We organized our cleanup. Since I had the only pair of rubber gloves, I was the peach gatherer. I scooped up the soggy fruit bombs and plopped them into the bucket. Betsy and Susan picked up all the crabapples, even those that landed on Mrs. Ingalls’ front-porch. When we finished, we walked to the edge of the yard. There we stood with the peach-filled bucket and paper sacks of crabapples, surveying our work. We looked at each other and silently nodded our approval. No yard ever looked cleaner.

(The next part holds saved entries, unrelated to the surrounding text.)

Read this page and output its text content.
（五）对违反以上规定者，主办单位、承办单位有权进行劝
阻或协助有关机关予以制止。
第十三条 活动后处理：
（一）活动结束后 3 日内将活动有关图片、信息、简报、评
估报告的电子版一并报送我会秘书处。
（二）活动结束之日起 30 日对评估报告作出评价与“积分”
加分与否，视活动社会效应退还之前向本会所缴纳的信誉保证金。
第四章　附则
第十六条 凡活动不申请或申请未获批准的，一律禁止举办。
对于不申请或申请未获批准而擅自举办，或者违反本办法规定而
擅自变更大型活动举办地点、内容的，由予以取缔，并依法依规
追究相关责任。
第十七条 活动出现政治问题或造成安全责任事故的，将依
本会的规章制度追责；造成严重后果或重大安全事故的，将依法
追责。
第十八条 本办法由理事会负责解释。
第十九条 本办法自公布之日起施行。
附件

A few days later, I was assigned the chore of picking up the peaches that had fallen from our tree. As I worked, I found myself constantly looking across the street to the gingerbread house. I gazed up at the fruit that still dangled from the tree branches. I stopped working, fetched a clean paper sack from inside, and began searching for the best peaches left on the tree. When the sack was about three-quarters full, I closed it up and walked to the edge of Mrs. Ingalls’ driveway. I tiptoed to squint through her garage window, and I could see her car was there. I made my way up the walk. I stopped about three feet away and leaned in to ring the doorbell. I waited, no answer. I rang the bell again, my hands slick with nerves. Still no answer. I finally gave up, left the sack on the front porch and returned to my job.

A couple of days passed, and the bag remained on her front porch. No one had seen her peering through her drapes or pruning her shrubs. It was then that Mr. Crawford, the neighbor who lived in the house directly behind her, went to check on her. He rang and knocked several times. When she didn’t answer, concern replaced curiosity, so he climbed through an unlocked window in the back of the house and found her dead in bed. She had apparently died in her sleep.

Neighbors congregated near her driveway. They were talking about how sad it was that she had died alone. But all I could think about were her last words to me. I don’t want ONE peach left in this yard…

I walked over to her porch, picked up the peaches, and delivered them home.